As 2025 draws to a close, investors are turning their attention to the coming year, strategizing how to position their Tax-Free Savings Account (TFSA) and Registered Retirement Savings Plan (RRSP) contributions for dividend income and long-term total returns.
With the TSX hovering near record highs, adding defensive stocks appears prudent. Meanwhile, contrarian picks that have underperformed in 2025 may be poised for a rebound should certain catalysts materialize next year.
Enbridge currently trades around $64 per share. The stock has seen a significant rally over the past two years, supported by falling interest rates which reduced its borrowing costs. The company utilizes debt to fund its growth initiatives, including acquisitions and development projects. Its outlook remains stable provided interest rates stay at current levels or decline further.

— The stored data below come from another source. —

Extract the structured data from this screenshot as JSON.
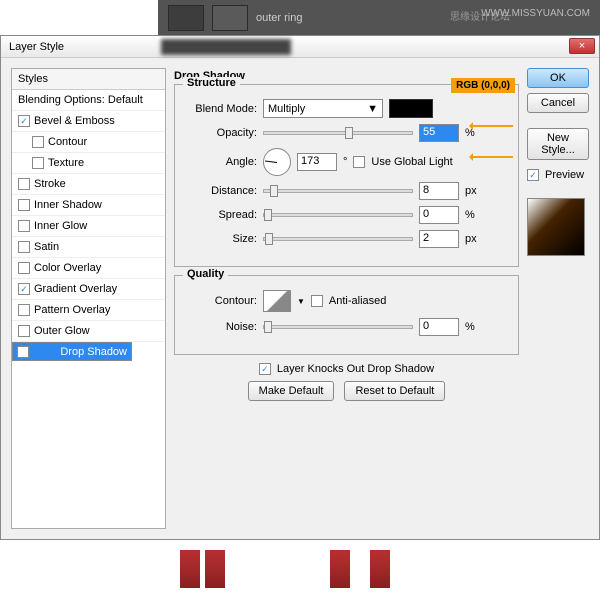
{
  "topbar": {
    "layerName": "outer ring"
  },
  "watermark": {
    "site": "WWW.MISSYUAN.COM",
    "forum": "思缘设计论坛"
  },
  "dialog": {
    "title": "Layer Style"
  },
  "styles": {
    "header": "Styles",
    "items": [
      {
        "label": "Blending Options: Default",
        "checked": false,
        "sel": false,
        "ind": false,
        "nocb": true
      },
      {
        "label": "Bevel & Emboss",
        "checked": true,
        "ind": false
      },
      {
        "label": "Contour",
        "checked": false,
        "ind": true
      },
      {
        "label": "Texture",
        "checked": false,
        "ind": true
      },
      {
        "label": "Stroke",
        "checked": false,
        "ind": false
      },
      {
        "label": "Inner Shadow",
        "checked": false,
        "ind": false
      },
      {
        "label": "Inner Glow",
        "checked": false,
        "ind": false
      },
      {
        "label": "Satin",
        "checked": false,
        "ind": false
      },
      {
        "label": "Color Overlay",
        "checked": false,
        "ind": false
      },
      {
        "label": "Gradient Overlay",
        "checked": true,
        "ind": false
      },
      {
        "label": "Pattern Overlay",
        "checked": false,
        "ind": false
      },
      {
        "label": "Outer Glow",
        "checked": false,
        "ind": false
      },
      {
        "label": "Drop Shadow",
        "checked": true,
        "ind": false,
        "sel": true
      }
    ]
  },
  "panel": {
    "title": "Drop Shadow",
    "structure": {
      "legend": "Structure",
      "blendModeLabel": "Blend Mode:",
      "blendMode": "Multiply",
      "opacityLabel": "Opacity:",
      "opacity": "55",
      "opacityUnit": "%",
      "angleLabel": "Angle:",
      "angle": "173",
      "angleUnit": "°",
      "globalLight": "Use Global Light",
      "globalLightChecked": false,
      "distanceLabel": "Distance:",
      "distance": "8",
      "distanceUnit": "px",
      "spreadLabel": "Spread:",
      "spread": "0",
      "spreadUnit": "%",
      "sizeLabel": "Size:",
      "size": "2",
      "sizeUnit": "px"
    },
    "quality": {
      "legend": "Quality",
      "contourLabel": "Contour:",
      "antiAliased": "Anti-aliased",
      "noiseLabel": "Noise:",
      "noise": "0",
      "noiseUnit": "%"
    },
    "knockout": "Layer Knocks Out Drop Shadow",
    "knockoutChecked": true,
    "makeDefault": "Make Default",
    "resetDefault": "Reset to Default"
  },
  "buttons": {
    "ok": "OK",
    "cancel": "Cancel",
    "newStyle": "New Style...",
    "preview": "Preview"
  },
  "annotation": {
    "rgb": "RGB (0,0,0)"
  }
}
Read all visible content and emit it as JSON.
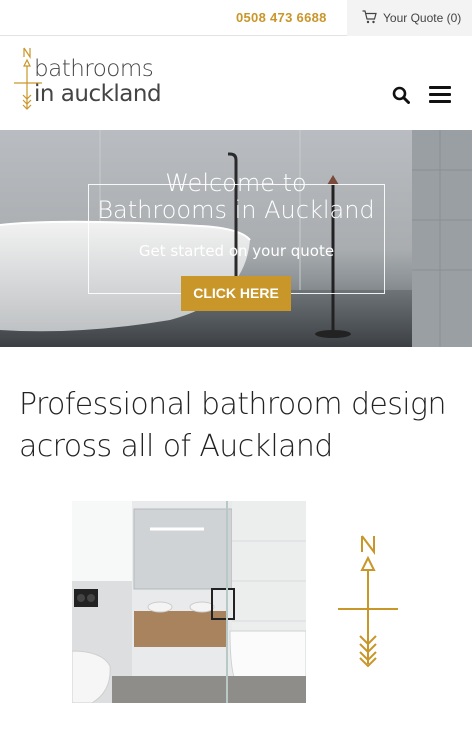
{
  "topbar": {
    "phone": "0508 473 6688",
    "quote_label": "Your Quote (0)",
    "quote_icon": "cart-icon"
  },
  "header": {
    "logo_line1": "bathrooms",
    "logo_line2": "in auckland",
    "search_icon": "search-icon",
    "menu_icon": "hamburger-menu-icon"
  },
  "hero": {
    "title_line1": "Welcome to",
    "title_line2": "Bathrooms in Auckland",
    "subtitle": "Get started on your quote",
    "button_label": "CLICK HERE"
  },
  "main": {
    "heading_line1": "Professional bathroom design",
    "heading_line2": "across all of Auckland"
  },
  "colors": {
    "accent": "#c9962a",
    "text": "#222222",
    "topbar_quote_bg": "#f3f3f3"
  }
}
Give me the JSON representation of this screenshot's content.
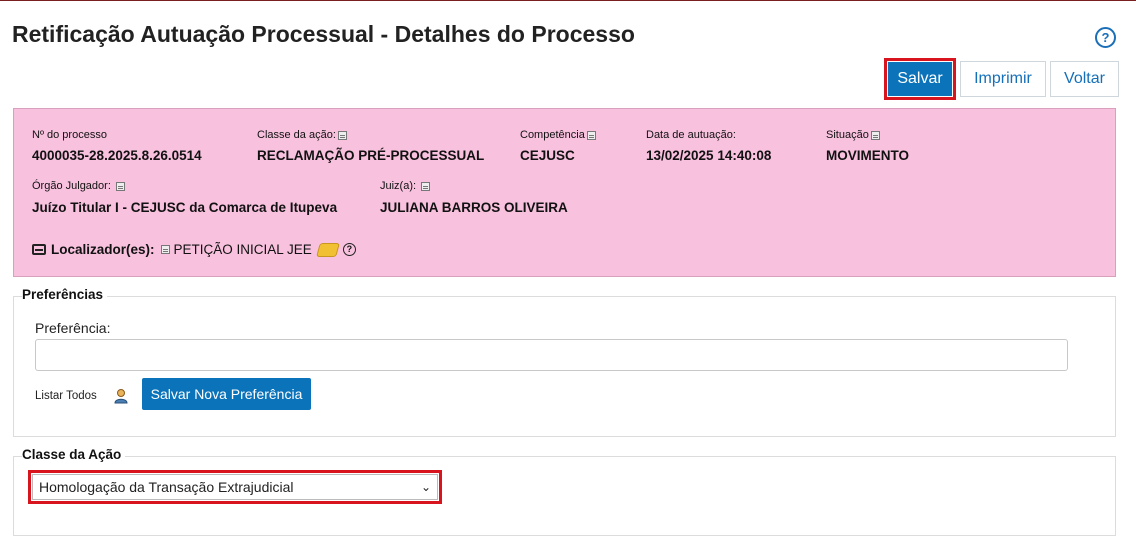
{
  "header": {
    "title": "Retificação Autuação Processual - Detalhes do Processo",
    "help_icon": "question-circle-icon"
  },
  "toolbar": {
    "save_label": "Salvar",
    "print_label": "Imprimir",
    "back_label": "Voltar"
  },
  "process": {
    "numero_label": "Nº do processo",
    "numero_value": "4000035-28.2025.8.26.0514",
    "classe_label": "Classe da ação:",
    "classe_value": "RECLAMAÇÃO PRÉ-PROCESSUAL",
    "competencia_label": "Competência",
    "competencia_value": "CEJUSC",
    "data_label": "Data de autuação:",
    "data_value": "13/02/2025 14:40:08",
    "situacao_label": "Situação",
    "situacao_value": "MOVIMENTO",
    "orgao_label": "Órgão Julgador:",
    "orgao_value": "Juízo Titular I - CEJUSC da Comarca de Itupeva",
    "juiz_label": "Juiz(a):",
    "juiz_value": "JULIANA BARROS OLIVEIRA",
    "localizador_label": "Localizador(es):",
    "localizador_value": "PETIÇÃO INICIAL JEE",
    "background_color": "#f8c1de"
  },
  "preferencias": {
    "legend": "Preferências",
    "field_label": "Preferência:",
    "field_value": "",
    "listar_todos": "Listar Todos",
    "save_new_label": "Salvar Nova Preferência"
  },
  "classe_acao": {
    "legend": "Classe da Ação",
    "selected": "Homologação da Transação Extrajudicial"
  },
  "colors": {
    "primary": "#0b73ba",
    "highlight": "#d8151e",
    "link": "#1670b8"
  }
}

A recent pullback from its 2025 highs offers investors a chance to buy on a dip and lock in a solid dividend yield of approximately 6%. Enbridge is advancing a massive $35 billion capital program expected to drive roughly 5% growth in distributable cash flow beyond 2026, supporting continued dividend increases. The company recently raised its dividend by 3%, marking 31 consecutive years of annual dividend growth.
Canadian National Railway (CN) presents a potential contrarian opportunity. Trading near $135, the stock is down about 8% for 2025 and remains well below its early-2024 peak of around $180. Uncertainty surrounding Canada-U.S. trade negotiations forced CN to cut its 2025 guidance and effectively abandon its original 2026 outlook. While 2025 adjusted earnings will likely surpass 2024’s results, they are expected to fall short of management’s initial 10%-15% growth projection.
Investors may need patience, but the long-term upside is attractive. CN remains highly profitable and operates a strategically vital rail network connecting Canada’s Atlantic and Pacific coast ports with the U.S. Gulf Coast. A new trade agreement between the two nations could provide a significant tailwind. CN has increased its dividend annually for 29 years, with the current yield near 2.6%.
Fortis is the type of stock you can buy and hold for decades. The utility operates in Canada, the U.S., and the Caribbean, with assets spanning natural gas distribution, power generation, and electricity transmission. Demand for natural gas is projected to rise in coming years as gas-fired plants are built to power AI data centers, while broader grid upgrades are needed across North America to meet growing electricity demand.
In Canada, Fortis could play a role in the federal government’s envisioned national power grid under its new energy plan. Regardless, the company has a robust capital program of nearly $29 billion underway, set to significantly expand its rate base over the next five years. This should support annual dividend growth of 4-6% through at least 2030. Fortis has raised its dividend for an impressive 52 consecutive years.
Enbridge, CN, and Fortis all offer attractive and growing dividends. For investors with cash to deploy in a TFSA or RRSP, these stocks warrant a closer look. They provide a mix of defense, growth potential, and rebound opportunities, offering a diversified approach for 2026 portfolio planning.